在一个可选的实施方式中,如图2所示,针对上述步骤S105,确定所述肢体特征点的监督类型,并基于所述监督类型修正所述初始训练标签,包括如下过程:
步骤S1051,确定所述肢体特征点的特征信息,其中,所述特征信息用于指示对应肢体特征点和所述目标样本图像之间的位置关系,和/或,用于指示对应肢体特征点是否为待检测部位的特征点;
步骤S1052,基于所述特征信息,确定所述肢体特征点的监督类型;
步骤S1053,在基于所述监督类型确定所述肢体特征点的初始训练标签满足修正条件的情况下,基于所述监督类型修正所述初始训练标签。
在本公开实施例中,在按照上述内容所描述的方式对样本图像进行图像遮挡处理和/或图像裁剪处理,得到目标样本图像之后,其实是从样本图像中删除了该检测任务所不需要进行检测的肢体部位,也即,不需要进行监督学习的肢体部位。此时,还需要对该检测任务所不需要进行监督学习的肢体部位的肢体特征点的初始训练标签进行修正。
在对初始训练标签进行修正时,可以确定肢体特征点的特征信息,进而根据该特征信息确定该肢体特征点是否为需要进行监督学习的肢体特征点。
在本公开实施例中,按照肢体特征点的特征信息,可以将肢体特征点的监督类型确定为以下几种类型:
类型一:肢体特征点为监督类特征点,且该肢体特征点位于目标样本图像内。
类型二:肢体特征点为监督类特征点,且该肢体特征点位于目标样本图像外。
针对该类型二,可以理解为该肢体特征点并未包含在目标样本图像内,但是,需要进行监督学习的肢体特征点。
例如,待检测部位为人体的上半身(头部、上身躯干、两个手臂和两个手部)。由于在 对样本图像进行图像遮挡处理和/或图像裁剪处理时,手部的部分部位可能被遮挡和/或裁剪。但是,被遮挡和/或被裁剪的手部部位依然为需要进行检测的肢体部位。此时,被遮挡和/或被裁剪的手部部位所对应的肢体特征点的类型即为上述类型二。
类型三:肢体特征点为非监督类特征点,且该肢体特征点位于目标样本图像外。
在基于上述特征信息确定出每个肢体特征点的监督类型之后,就可以基于监督类型确定肢体特征点的初始训练标签是否满足修正条件。

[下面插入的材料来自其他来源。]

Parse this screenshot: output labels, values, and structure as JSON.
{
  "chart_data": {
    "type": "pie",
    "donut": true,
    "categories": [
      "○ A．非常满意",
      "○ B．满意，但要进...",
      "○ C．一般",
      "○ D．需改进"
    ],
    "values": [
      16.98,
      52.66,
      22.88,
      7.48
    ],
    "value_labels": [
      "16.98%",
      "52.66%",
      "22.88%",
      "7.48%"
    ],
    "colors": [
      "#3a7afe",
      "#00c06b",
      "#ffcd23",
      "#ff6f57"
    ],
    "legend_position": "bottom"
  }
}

实际实施时,如果判断出肢体特征点的监督类型为上述类型二或者类型三,则确定肢体特征点的初始训练标签满足修正条件。此时,就可以监督类型修正该肢体特征点的初始训练标签。如果判断出肢体特征点的监督类型为类型一,则确定肢体特征点的初始训练标签不满足修正条件。
在本公开实施例中,在确定出肢体特征点的初始训练标签满足修正条件的情况下,对初始训练标签进行修正的目的是为了对初始训练样本中的初始训练标签进行处理,从而得到能够对待训练网络模型进行训练的训练标签。

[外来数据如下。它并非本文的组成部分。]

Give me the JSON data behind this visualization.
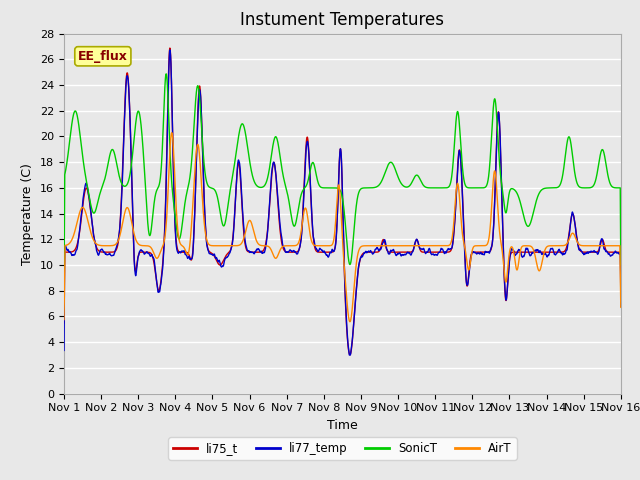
{
  "title": "Instument Temperatures",
  "xlabel": "Time",
  "ylabel": "Temperature (C)",
  "ylim": [
    0,
    28
  ],
  "xlim": [
    0,
    15
  ],
  "xtick_labels": [
    "Nov 1",
    "Nov 2",
    "Nov 3",
    "Nov 4",
    "Nov 5",
    "Nov 6",
    "Nov 7",
    "Nov 8",
    "Nov 9",
    "Nov 10",
    "Nov 11",
    "Nov 12",
    "Nov 13",
    "Nov 14",
    "Nov 15",
    "Nov 16"
  ],
  "ytick_values": [
    0,
    2,
    4,
    6,
    8,
    10,
    12,
    14,
    16,
    18,
    20,
    22,
    24,
    26,
    28
  ],
  "series": {
    "li75_t": {
      "color": "#cc0000",
      "linewidth": 1.0
    },
    "li77_temp": {
      "color": "#0000cc",
      "linewidth": 1.0
    },
    "SonicT": {
      "color": "#00cc00",
      "linewidth": 1.0
    },
    "AirT": {
      "color": "#ff8800",
      "linewidth": 1.0
    }
  },
  "legend_annotation": "EE_flux",
  "legend_annotation_color": "#880000",
  "legend_annotation_bg": "#ffff99",
  "legend_annotation_border": "#aaaa00",
  "background_color": "#e8e8e8",
  "grid_color": "#ffffff",
  "title_fontsize": 12,
  "axis_label_fontsize": 9,
  "tick_fontsize": 8
}
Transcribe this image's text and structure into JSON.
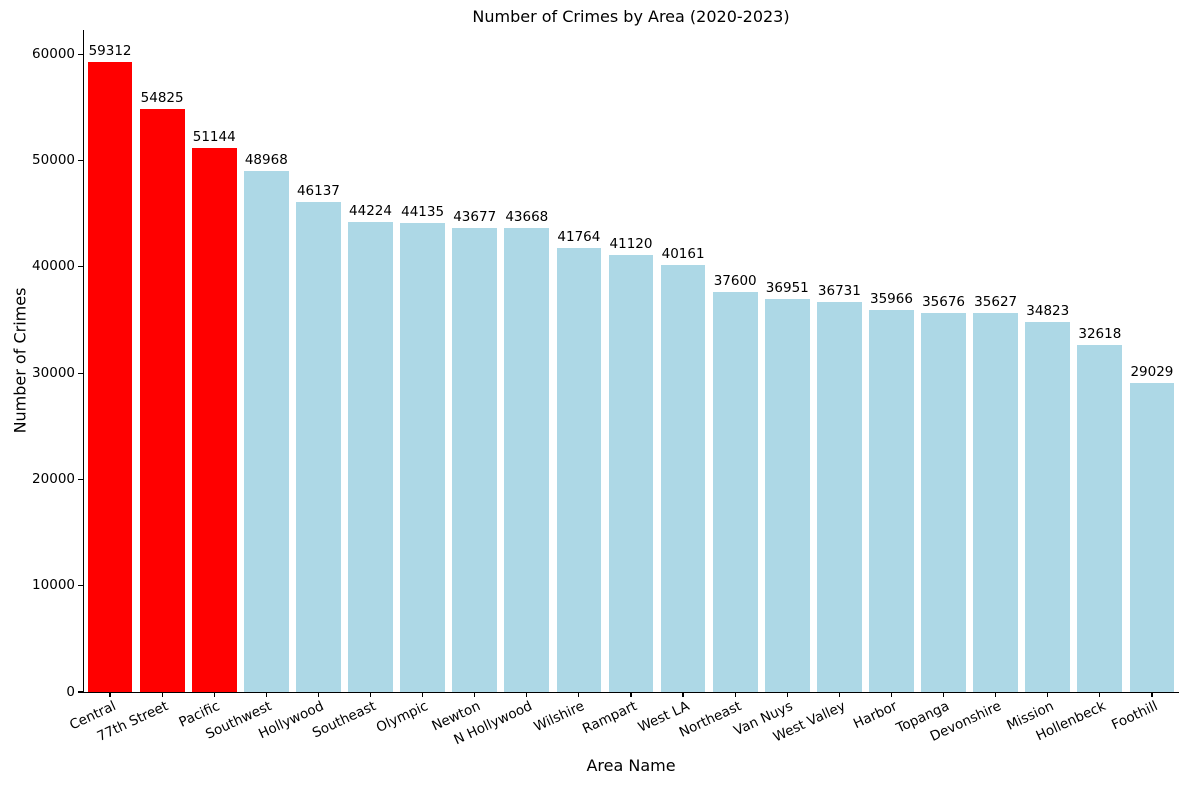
{
  "chart_data": {
    "type": "bar",
    "title": "Number of Crimes by Area (2020-2023)",
    "xlabel": "Area Name",
    "ylabel": "Number of Crimes",
    "categories": [
      "Central",
      "77th Street",
      "Pacific",
      "Southwest",
      "Hollywood",
      "Southeast",
      "Olympic",
      "Newton",
      "N Hollywood",
      "Wilshire",
      "Rampart",
      "West LA",
      "Northeast",
      "Van Nuys",
      "West Valley",
      "Harbor",
      "Topanga",
      "Devonshire",
      "Mission",
      "Hollenbeck",
      "Foothill"
    ],
    "values": [
      59312,
      54825,
      51144,
      48968,
      46137,
      44224,
      44135,
      43677,
      43668,
      41764,
      41120,
      40161,
      37600,
      36951,
      36731,
      35966,
      35676,
      35627,
      34823,
      32618,
      29029
    ],
    "bar_colors": [
      "#ff0000",
      "#ff0000",
      "#ff0000",
      "#add8e6",
      "#add8e6",
      "#add8e6",
      "#add8e6",
      "#add8e6",
      "#add8e6",
      "#add8e6",
      "#add8e6",
      "#add8e6",
      "#add8e6",
      "#add8e6",
      "#add8e6",
      "#add8e6",
      "#add8e6",
      "#add8e6",
      "#add8e6",
      "#add8e6",
      "#add8e6"
    ],
    "highlight_color": "#ff0000",
    "base_color": "#add8e6",
    "text_color": "#000000",
    "background_color": "#ffffff",
    "ylim": [
      0,
      62278
    ],
    "yticks": [
      0,
      10000,
      20000,
      30000,
      40000,
      50000,
      60000
    ],
    "grid": false,
    "legend": "none",
    "value_labels_shown": true,
    "x_tick_rotation_deg": 25
  }
}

上述实施方式中,通过确定肢体特征点的监督类型,并基于该监督类型对肢体特征点的初始训练标签进行修正的方式,可以保留需要进行监督的肢体特征点的初始训练标签,同时还可以提高初始训练样本中初始训练标签的利用率。
在相关的神经网络的训练过程中,在进行数据标注时,只能标注画面中可见的肢体特征点的位置信息。然而,在本公开技术方案中,通过监督类型对肢体特征点的初始训练标签进行修正的方式,不仅可以监督学习位于目标样本图像内的肢体特征点,还可以监督学习位于目标样本图像之外且需要进行监督学习的肢体特征点。在基于修正之后的初始训练标签(即,训练标签)和目标样本图像对待训练网络模型进行训练时,就可以实现通过该网络模型对未包含在图像中的部分肢体部位的肢体特征点进行预测。
在一些姿态识别的场景中,由于待识别目标的部分肢体可能未包含在待识别图像中,此时,通过相关训练方式训练得到的网络模型对该待识别图像中待识别目标进行姿态识别时,可能会出现由于无法识别到完整的肢体特征点,从而导致姿态识别失败的问题。然后,在采用本公开技术方案中确定出的修正之后的初始训练标签和目标样本图像,对待训练网络模型进行训练时,可以对未包含在图像中的部分肢体部位的肢体特征点进行预测,从而实现待检测目标的姿态识别。因此,通过本公开技术方案进行训练之后的网络模型的鲁棒性更强,且识别过程更加稳定。
基于肢体特征点的类型信息,可以确定未包含在处理之后的样本图像中的肢体特征点是否为需要进行检测的特征点。在根据该类型信息对肢体特征点的初始训练标签进行修正时,可以提高初始训练标签的准确性,从而,进而提高了待训练网络模型的训练精度。
下面,将详细介绍对肢体特征点的初始训练标签进行修正的修成过程。
在一个可选的实施方式中,上述步骤S1053,在基于所述监督类型确定所述肢体特征点的初始训练标签满足修正条件的情况下,基于所述监督类型修正所述初始训练标签,包括如下过程:
在确定出肢体特征点的监督类型为上述类型二的情况下,将所述肢体特征点的初始训练标签修正为第二初始训练标签。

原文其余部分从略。